O nome de Kant está na boca de todos que falam sobre a filosofia moderna; no entanto, ele é provavelmente um dos autores menos lido, já que poucos têm a paciência necessária, que de fato não deve ser pouca, para mergulhar em suas obras longas, obscuras e cheias de repetições, onde ocasionalmente brilha um grande talento. Nota-se um esforço para envolver suas doutrinas em uma linguagem hermética, que nos lembra os iniciados de Pitágoras e Platão. Kant exerceu muita influência na filosofia deste século e, muito particularmente, na Alemanha, onde se reúnem as duas condições mais adequadas para a leitura de suas obras: laboriosa paciência e amor pelo nebuloso. Enclausurado em seu gabinete em Koenigsberg, onde passou sua longa vida, que terminou aos oitenta anos em 1804, o filósofo pouco se preocupava com a realidade do mundo: isolado em seu "eu", à maneira de Descartes, dá às suas teorias uma direção muito diferente da do filósofo francês. Descartes logo sai de seu "eu" para se elevar a Deus e se comunicar com o mundo físico; mas Kant se estabelece ali definitivamente, como em uma ilha de onde é impossível sair sem se afogar nos abismos do oceano.
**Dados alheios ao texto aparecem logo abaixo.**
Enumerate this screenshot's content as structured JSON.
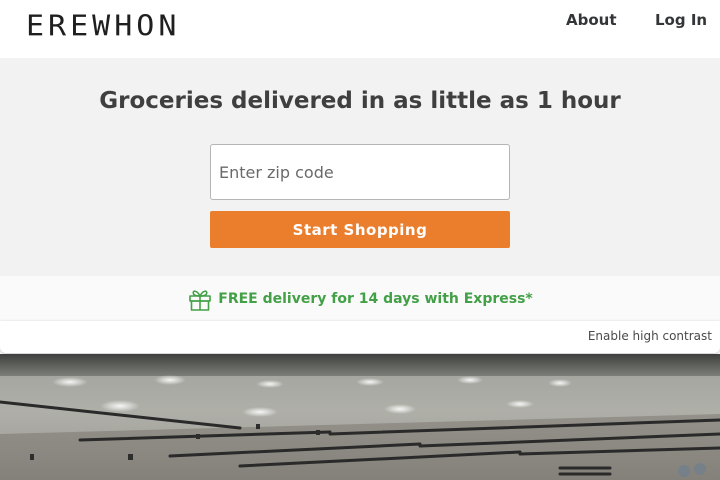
{
  "header": {
    "logo_text": "EREWHON",
    "nav": {
      "about": "About",
      "login": "Log In"
    }
  },
  "hero": {
    "headline": "Groceries delivered in as little as 1 hour",
    "zip_placeholder": "Enter zip code",
    "cta_label": "Start Shopping"
  },
  "promo": {
    "text": "FREE delivery for 14 days with Express*",
    "icon": "gift-icon",
    "color": "#43a047"
  },
  "accessibility": {
    "contrast_label": "Enable high contrast"
  },
  "colors": {
    "accent": "#ea7e2c",
    "hero_background": "#f2f2f2",
    "text": "#343538"
  }
}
Kant não nega a existência de Deus, nem do mundo físico, nem da ordem moral: ele até admite essas coisas, alinhando-se ao senso comum; o que ele nega é que a razão possa chegar a elas. Sua Crítica da Razão Pura é a morte da razão. Seja como for, já que é necessário ter uma ideia de seu sistema, procurarei apresentá-lo da maneira mais clara possível, mantendo a brevidade.
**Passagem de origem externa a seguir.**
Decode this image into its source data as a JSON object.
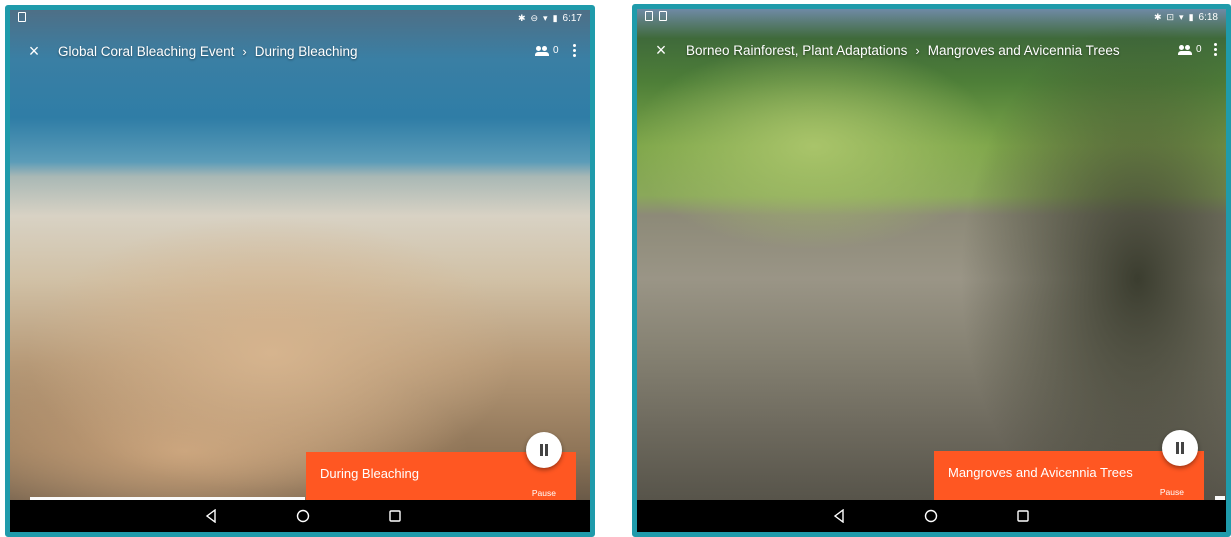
{
  "screens": [
    {
      "statusbar": {
        "time": "6:17"
      },
      "topbar": {
        "close_glyph": "×",
        "crumb_parent": "Global Coral Bleaching Event",
        "crumb_sep": "›",
        "crumb_current": "During Bleaching",
        "people_count": "0"
      },
      "card": {
        "title": "During Bleaching",
        "pause_label": "Pause"
      },
      "icons": [
        "close-icon",
        "people-icon",
        "more-vert-icon",
        "pause-icon",
        "back-icon",
        "home-icon",
        "recents-icon"
      ],
      "colors": {
        "frame": "#1f9bab",
        "card": "#ff5722"
      }
    },
    {
      "statusbar": {
        "time": "6:18"
      },
      "topbar": {
        "close_glyph": "×",
        "crumb_parent": "Borneo Rainforest, Plant Adaptations",
        "crumb_sep": "›",
        "crumb_current": "Mangroves and Avicennia Trees",
        "people_count": "0"
      },
      "card": {
        "title": "Mangroves and Avicennia Trees",
        "pause_label": "Pause"
      },
      "icons": [
        "close-icon",
        "people-icon",
        "more-vert-icon",
        "pause-icon",
        "back-icon",
        "home-icon",
        "recents-icon"
      ],
      "colors": {
        "frame": "#1f9bab",
        "card": "#ff5722"
      }
    }
  ]
}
Partindo de um fato de consciência, ou seja, do "eu", os primeiros fenômenos que se apresentam a Kant são as sensações e as representações internas que resultam delas. À explicação disso, ele dedica o que chama de Estética Transcendental.

Kant entende por sensação "o efeito de um objeto sobre a faculdade representativa, na medida em que somos afetados por ele". É importante notar que ele desconsidera absolutamente a natureza do objeto afetante e se concentra apenas no efeito que surge em nós, no puramente subjetivo.

Por intuição, Kant entende qualquer percepção que se refere a um objeto; assim, há intuição quando o conhecimento é considerado como um meio.

A intuição empírica é "a que se refere a um objeto por meio da sensação". Vemos uma árvore: a representação interna, na medida em que é uma afecção do "eu", é sensação; na medida em que se refere a um objeto (real ou aparente), é intuição empírica ou experimental.

O fenômeno é "o objeto indeterminado da intuição empírica". O que é isso que corresponde à representação, e que chamamos de árvore? Kant não sabe; mas isso, seja o que for, na medida em que é o termo ou ponto de referência da representação interna, ele chama de fenômeno, porque é algo que aparece; Kant desconsidera o que é em si.

A realidade da coisa em si mesma é o númeno. Até que ponto o fenômeno, o que aparece, está de acordo com o númeno ou a realidade, é outra questão que, por ora, o filósofo desconsidera.

Mesmo na ordem sensível, nem tudo provém da experiência; há algo a priori: o espaço. Para que certas sensações sejam referidas a objetos externos, ou seja, a algo que ocupe um lugar diferente do nosso, e até para que possamos representar as coisas como exteriores umas às outras, isto é, não apenas como diferentes, mas situadas em lugares distintos, devemos ter anteriormente a representação do espaço. Isso implica que a representação do espaço não pode provir da relação entre os fenômenos oferecidos pela experiência; pelo contrário, é indispensável pressupor essa representação para que a experiência seja possível. A representação do espaço, portanto, não é um produto da experiência; é uma condição necessária para o exercício da sensibilidade, uma forma a priori que existe em nós; um espaço como uma tábua rasa onde os fenômenos são pintados. Em si, não contém nada real; mas tudo o que é sensível pode ser retratado nele.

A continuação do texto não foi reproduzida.